During the jury deliberations in the defendant’s trial for possession with intent to distribute cocaine in U.S. v. Wheaton, 426 F.Supp.2d 666 (N.D.Ohio 2006), one of the jurors disclosed that he had used his personal computer to play audio of an exhibit admitted in the case and to research locations and distances between cities relevant to the case, id. at 668. The defendant filed a motion for new trial based upon juror misconduct, however, the district court denied the motion, holding that “Defendant failed to show bias or prejudice resulted from the extraneous information; thus, the interest of justice does not warrant a new trial.” Id. at 672.

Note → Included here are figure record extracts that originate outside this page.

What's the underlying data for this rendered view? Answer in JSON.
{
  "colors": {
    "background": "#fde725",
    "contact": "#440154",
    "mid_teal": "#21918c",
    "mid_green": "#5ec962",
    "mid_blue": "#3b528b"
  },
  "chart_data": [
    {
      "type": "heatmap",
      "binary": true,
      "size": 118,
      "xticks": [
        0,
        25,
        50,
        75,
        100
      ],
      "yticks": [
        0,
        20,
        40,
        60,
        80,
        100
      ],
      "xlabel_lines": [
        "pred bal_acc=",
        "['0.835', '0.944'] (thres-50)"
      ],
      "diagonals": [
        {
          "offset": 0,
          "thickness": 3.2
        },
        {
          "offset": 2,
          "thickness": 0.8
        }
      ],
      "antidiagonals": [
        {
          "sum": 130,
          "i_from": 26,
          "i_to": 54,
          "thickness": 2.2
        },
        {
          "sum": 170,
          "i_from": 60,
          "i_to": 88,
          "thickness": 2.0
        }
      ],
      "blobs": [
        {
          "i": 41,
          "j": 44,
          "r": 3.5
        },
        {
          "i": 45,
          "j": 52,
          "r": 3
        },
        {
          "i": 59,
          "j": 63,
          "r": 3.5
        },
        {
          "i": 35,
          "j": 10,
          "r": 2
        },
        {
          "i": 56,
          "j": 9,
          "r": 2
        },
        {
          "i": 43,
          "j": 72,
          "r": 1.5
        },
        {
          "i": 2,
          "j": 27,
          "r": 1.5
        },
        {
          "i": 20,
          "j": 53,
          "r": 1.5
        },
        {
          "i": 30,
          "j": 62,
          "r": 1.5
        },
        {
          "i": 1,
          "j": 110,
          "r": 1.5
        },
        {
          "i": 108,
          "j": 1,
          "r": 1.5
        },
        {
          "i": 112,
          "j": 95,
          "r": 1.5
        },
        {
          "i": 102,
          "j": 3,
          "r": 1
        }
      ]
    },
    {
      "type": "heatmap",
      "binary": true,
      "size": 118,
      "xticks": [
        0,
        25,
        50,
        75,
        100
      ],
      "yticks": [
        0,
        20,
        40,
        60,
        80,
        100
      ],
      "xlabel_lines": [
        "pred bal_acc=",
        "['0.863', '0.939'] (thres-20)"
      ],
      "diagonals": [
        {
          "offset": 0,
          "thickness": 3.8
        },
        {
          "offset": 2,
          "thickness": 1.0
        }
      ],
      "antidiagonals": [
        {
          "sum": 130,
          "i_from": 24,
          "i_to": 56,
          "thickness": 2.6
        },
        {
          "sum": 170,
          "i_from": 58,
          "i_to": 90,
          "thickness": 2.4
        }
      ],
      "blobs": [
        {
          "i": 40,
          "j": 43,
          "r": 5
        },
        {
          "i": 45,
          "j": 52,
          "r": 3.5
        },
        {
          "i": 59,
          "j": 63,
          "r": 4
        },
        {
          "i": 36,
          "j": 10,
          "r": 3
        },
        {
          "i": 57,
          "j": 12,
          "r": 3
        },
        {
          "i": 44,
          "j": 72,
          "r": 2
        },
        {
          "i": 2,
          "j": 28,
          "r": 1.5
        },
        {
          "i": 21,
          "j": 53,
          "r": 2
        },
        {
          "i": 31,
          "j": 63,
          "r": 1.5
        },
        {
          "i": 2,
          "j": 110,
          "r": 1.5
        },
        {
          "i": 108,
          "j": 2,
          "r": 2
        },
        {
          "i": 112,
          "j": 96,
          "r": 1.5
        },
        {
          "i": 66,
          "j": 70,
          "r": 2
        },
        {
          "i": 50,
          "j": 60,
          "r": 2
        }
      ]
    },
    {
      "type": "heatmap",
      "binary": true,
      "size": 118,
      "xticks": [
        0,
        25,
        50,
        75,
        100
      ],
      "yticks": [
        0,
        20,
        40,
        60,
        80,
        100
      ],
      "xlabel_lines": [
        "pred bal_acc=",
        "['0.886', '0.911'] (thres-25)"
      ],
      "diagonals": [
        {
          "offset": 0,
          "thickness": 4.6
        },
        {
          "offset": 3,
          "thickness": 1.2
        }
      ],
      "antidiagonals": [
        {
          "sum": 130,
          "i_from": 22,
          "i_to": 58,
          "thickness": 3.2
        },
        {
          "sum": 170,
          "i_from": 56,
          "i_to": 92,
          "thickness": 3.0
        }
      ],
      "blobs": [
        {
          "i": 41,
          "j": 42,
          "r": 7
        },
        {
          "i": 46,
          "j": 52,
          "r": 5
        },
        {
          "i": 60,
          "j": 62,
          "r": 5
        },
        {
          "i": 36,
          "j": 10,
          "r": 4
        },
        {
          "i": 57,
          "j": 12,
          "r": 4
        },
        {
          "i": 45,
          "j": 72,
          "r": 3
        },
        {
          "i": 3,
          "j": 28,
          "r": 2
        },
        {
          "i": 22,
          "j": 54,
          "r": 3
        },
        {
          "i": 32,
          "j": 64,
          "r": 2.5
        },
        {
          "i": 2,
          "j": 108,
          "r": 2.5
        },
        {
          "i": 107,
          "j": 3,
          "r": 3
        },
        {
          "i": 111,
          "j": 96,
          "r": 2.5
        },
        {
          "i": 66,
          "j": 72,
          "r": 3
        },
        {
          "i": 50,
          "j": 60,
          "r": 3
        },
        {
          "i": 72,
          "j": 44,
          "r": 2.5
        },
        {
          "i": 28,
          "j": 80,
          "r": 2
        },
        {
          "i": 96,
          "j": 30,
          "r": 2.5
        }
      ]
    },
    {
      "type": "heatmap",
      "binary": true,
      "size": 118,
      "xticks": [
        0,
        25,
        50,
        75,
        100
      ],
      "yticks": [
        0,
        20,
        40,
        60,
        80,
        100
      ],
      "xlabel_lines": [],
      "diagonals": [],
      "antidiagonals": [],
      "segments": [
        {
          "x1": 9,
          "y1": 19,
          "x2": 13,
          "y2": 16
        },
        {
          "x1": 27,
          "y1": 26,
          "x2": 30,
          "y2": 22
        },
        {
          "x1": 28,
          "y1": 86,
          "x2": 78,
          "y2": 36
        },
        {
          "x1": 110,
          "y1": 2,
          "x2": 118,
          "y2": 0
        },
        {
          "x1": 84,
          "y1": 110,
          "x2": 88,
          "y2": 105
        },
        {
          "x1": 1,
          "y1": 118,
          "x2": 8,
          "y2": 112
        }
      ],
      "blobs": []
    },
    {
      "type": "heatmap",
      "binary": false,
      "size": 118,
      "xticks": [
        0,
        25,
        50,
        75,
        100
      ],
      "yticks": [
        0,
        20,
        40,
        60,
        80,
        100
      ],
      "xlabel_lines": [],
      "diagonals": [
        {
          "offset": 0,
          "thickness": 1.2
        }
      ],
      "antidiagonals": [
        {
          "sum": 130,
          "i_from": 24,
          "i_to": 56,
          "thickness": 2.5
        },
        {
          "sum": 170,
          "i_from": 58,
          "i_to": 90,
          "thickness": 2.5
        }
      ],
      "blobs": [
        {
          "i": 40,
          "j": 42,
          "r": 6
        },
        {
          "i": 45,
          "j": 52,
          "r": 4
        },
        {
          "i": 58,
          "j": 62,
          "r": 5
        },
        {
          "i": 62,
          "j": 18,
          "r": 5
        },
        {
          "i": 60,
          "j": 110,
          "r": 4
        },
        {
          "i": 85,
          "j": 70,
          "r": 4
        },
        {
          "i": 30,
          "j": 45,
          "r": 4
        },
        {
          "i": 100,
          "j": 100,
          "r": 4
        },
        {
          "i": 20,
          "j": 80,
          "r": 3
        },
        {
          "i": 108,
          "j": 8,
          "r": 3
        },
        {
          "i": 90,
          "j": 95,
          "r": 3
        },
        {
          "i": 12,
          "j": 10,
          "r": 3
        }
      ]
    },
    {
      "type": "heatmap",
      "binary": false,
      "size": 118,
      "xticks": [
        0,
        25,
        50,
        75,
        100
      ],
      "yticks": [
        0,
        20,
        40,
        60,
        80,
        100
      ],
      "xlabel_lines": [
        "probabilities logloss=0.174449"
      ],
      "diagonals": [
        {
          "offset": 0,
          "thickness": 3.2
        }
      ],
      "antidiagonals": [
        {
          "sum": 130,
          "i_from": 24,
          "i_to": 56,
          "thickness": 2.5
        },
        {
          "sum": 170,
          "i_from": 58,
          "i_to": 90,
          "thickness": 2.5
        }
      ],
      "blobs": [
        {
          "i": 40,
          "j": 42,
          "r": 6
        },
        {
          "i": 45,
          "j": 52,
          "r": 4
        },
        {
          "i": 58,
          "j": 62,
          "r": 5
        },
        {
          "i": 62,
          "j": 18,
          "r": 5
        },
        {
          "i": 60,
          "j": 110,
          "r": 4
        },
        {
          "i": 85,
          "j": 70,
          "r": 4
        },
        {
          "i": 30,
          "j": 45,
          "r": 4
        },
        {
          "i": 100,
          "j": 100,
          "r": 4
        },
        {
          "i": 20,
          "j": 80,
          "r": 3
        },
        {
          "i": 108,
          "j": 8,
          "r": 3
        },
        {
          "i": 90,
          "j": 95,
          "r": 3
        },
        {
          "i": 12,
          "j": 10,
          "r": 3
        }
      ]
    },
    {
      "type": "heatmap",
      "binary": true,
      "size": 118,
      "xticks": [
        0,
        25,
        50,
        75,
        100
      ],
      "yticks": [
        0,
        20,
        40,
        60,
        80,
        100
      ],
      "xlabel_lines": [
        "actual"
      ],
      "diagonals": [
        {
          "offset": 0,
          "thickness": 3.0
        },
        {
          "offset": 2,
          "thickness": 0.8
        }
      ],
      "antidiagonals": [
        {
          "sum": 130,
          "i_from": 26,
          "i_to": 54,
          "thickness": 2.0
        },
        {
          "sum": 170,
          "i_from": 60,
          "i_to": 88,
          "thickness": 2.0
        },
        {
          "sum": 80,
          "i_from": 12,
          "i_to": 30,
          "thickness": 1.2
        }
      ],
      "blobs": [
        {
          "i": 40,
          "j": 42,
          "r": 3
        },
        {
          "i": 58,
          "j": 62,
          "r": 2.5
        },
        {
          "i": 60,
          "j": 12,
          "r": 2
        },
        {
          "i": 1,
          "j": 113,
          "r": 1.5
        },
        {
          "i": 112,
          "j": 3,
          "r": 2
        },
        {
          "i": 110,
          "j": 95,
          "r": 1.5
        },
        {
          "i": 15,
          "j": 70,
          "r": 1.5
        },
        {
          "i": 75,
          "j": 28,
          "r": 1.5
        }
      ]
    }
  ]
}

In Commonwealth v. Guisti, 449 Mass. 1018, 867 N.E.2d 740 (2007), a trial of the defendant for aggravated rape and other crimes, it was discovered that a juror posted two messages regarding the case on an Internet mail service and received two responses from attorneys in other states, and the defendant moved for new trial, which was denied by the trial court, id. at 1018, 19. The Massachusetts Supreme Court affirmed, concluding that “the trial judge’s conclusion that the jury were not exposed to extraneous influences was amply supported by the evidence and her findings.”Id. at 1019-1020.
The Court of Appeals and other courts in this Circuit have also had to deal with the growing problem of juror use of technology. In U.S. v. Siegelman, 467 F.Supp.2d 1253 (M.D.Ala. 2006), the prosecution of former Alabama Governor Don Siegelman and former HealthSouth CEO Richard Scrushy, the district court denied the defendants’ motion for new trial based upon, inter alia, emails sent by jurors to one another, holding that the e-mails were wholly unrelated to any evidence of jury exposure to extraneous information or outside influence, id. at 1279. The Eleventh Circuit affirmed the trial court’s findings on appeal. See U.S. v. Siegelman, No. 07-13163, 2009 WL 564659, *25 (11th Cir. Mar. 6, 2009).
It will be interesting to see how various courts deal with the problem of limiting juror access to information or communication available through technology in the future, and perhaps even more interesting to see how they deal with instances of the intrusion of technology into the jury’s function at trial. The only certain thing is that these problems will only continue to grow—and must be faced.